Gabi Weber klappt im verwaisten Schulzimmer C6 der Klasse 1a ihr Tablet auf. Wenn die Lehrerin die Kamera auf ihrem Bildschirm einstellt, sieht sie vier Gesichter ihrer 13-jährigen Schüler, die zu Hause auf die Französischstunde warten. Nevio, Selma, Kevin und Nila schauen ernst und konzentriert. Weber fragt:
«Eli, tu es là?»
Ein Kind nach dem anderen, bis sie alle 14 am Draht hat. Heute steht ein Test an. «Nicht spicken mit dem Wörterbuch», mahnt die sportliche Gossauerin mit Brille und kinnlangem blonden Haar.

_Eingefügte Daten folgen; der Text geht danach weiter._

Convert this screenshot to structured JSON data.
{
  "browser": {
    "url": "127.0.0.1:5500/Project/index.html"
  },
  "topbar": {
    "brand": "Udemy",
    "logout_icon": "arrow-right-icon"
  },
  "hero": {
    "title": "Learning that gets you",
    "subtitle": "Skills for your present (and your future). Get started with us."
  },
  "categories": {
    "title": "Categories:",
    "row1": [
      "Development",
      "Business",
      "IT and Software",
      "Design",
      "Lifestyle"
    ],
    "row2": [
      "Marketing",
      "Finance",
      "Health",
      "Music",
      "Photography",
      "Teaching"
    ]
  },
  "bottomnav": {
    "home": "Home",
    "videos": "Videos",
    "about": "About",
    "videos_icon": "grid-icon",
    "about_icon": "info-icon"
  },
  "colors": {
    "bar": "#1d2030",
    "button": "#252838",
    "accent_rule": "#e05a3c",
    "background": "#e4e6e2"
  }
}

Ob jemand schummelt, kann sie aber nicht mehr kontrollieren. Weber vertraut ihnen. «Unsere Schüler wissen genau, dass sie keine Ferien haben.» Sie überwacht auch nicht dauernd, ob alle ihre Schäfchen vor dem Bildschirm sitzen. «Wir machen hier keinen Big Brother.»

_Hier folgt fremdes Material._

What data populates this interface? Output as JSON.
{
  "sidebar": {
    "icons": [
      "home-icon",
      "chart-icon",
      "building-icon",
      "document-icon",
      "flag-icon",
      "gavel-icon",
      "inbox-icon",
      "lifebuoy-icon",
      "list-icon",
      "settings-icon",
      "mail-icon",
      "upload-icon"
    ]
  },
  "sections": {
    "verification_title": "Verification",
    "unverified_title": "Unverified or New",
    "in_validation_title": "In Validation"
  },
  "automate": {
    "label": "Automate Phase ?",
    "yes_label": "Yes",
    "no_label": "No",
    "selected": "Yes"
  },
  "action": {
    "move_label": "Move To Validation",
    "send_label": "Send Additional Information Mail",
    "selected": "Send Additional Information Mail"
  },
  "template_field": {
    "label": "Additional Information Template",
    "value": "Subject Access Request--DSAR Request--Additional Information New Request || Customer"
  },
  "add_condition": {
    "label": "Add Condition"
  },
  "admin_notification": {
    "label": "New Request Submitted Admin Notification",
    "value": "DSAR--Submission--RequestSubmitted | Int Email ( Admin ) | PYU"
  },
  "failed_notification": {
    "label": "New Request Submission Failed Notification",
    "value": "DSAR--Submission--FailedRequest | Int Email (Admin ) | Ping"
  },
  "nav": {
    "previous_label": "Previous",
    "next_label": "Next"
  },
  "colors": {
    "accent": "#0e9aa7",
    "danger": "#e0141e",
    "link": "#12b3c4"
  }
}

Glücklicherweise haben alle 180 Schülerinnen und Schüler des Gymnasiums Friedberg in Gossau einen eigenen Laptop. «Bring your own device», heisst es an der halbprivaten Schule schon länger.

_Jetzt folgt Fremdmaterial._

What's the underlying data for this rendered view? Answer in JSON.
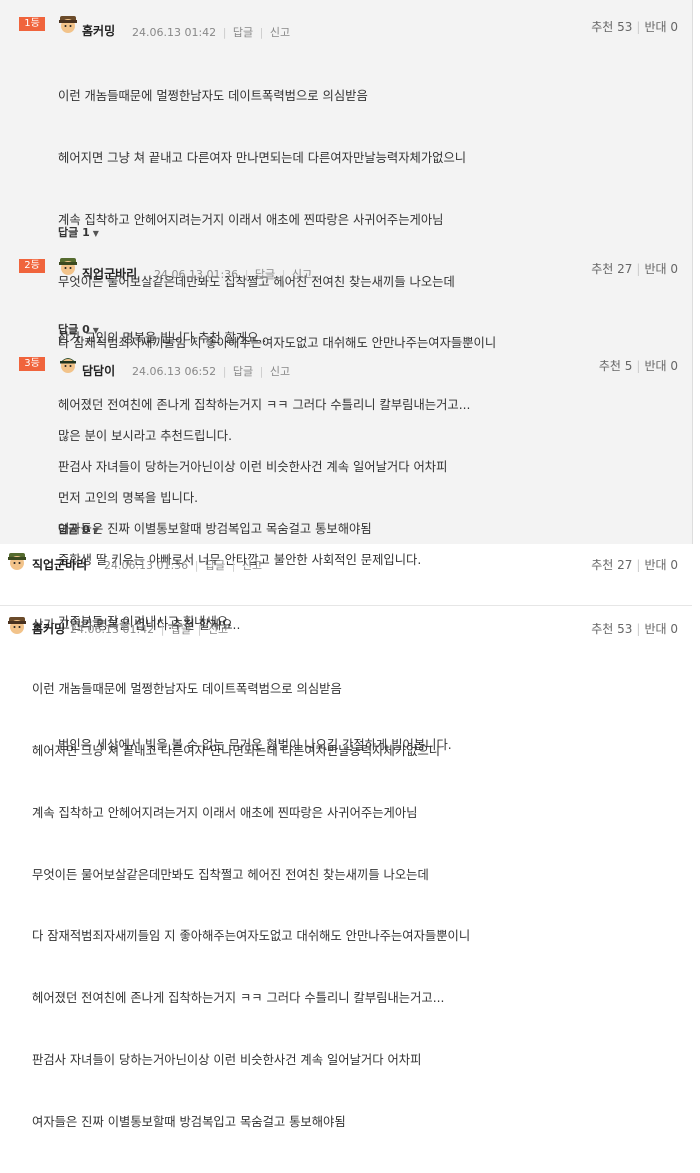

Jetzt profitiert man davon: Seit vergangenem Montag hat sich der Unterricht vom Klassenzimmer ins Internet verlagert. «Distance-Learning-Setting», nennt sich das.
Das 24-köpfige Lehrerteam witterte schon Anfang März, dass der Worst Case eintreten könnte: die Schulschliessung. Sie installierten auf ihren Computern die App «Microsoft Teams». Damit können sie Klassen via Videokonferenz beschulen.
Technisch versierte Lehrer instruierten ältere Kolleginnen und Kollegen. Auch jene, die mit der Digitalisierung nicht viel am Hut hatten, machten mit.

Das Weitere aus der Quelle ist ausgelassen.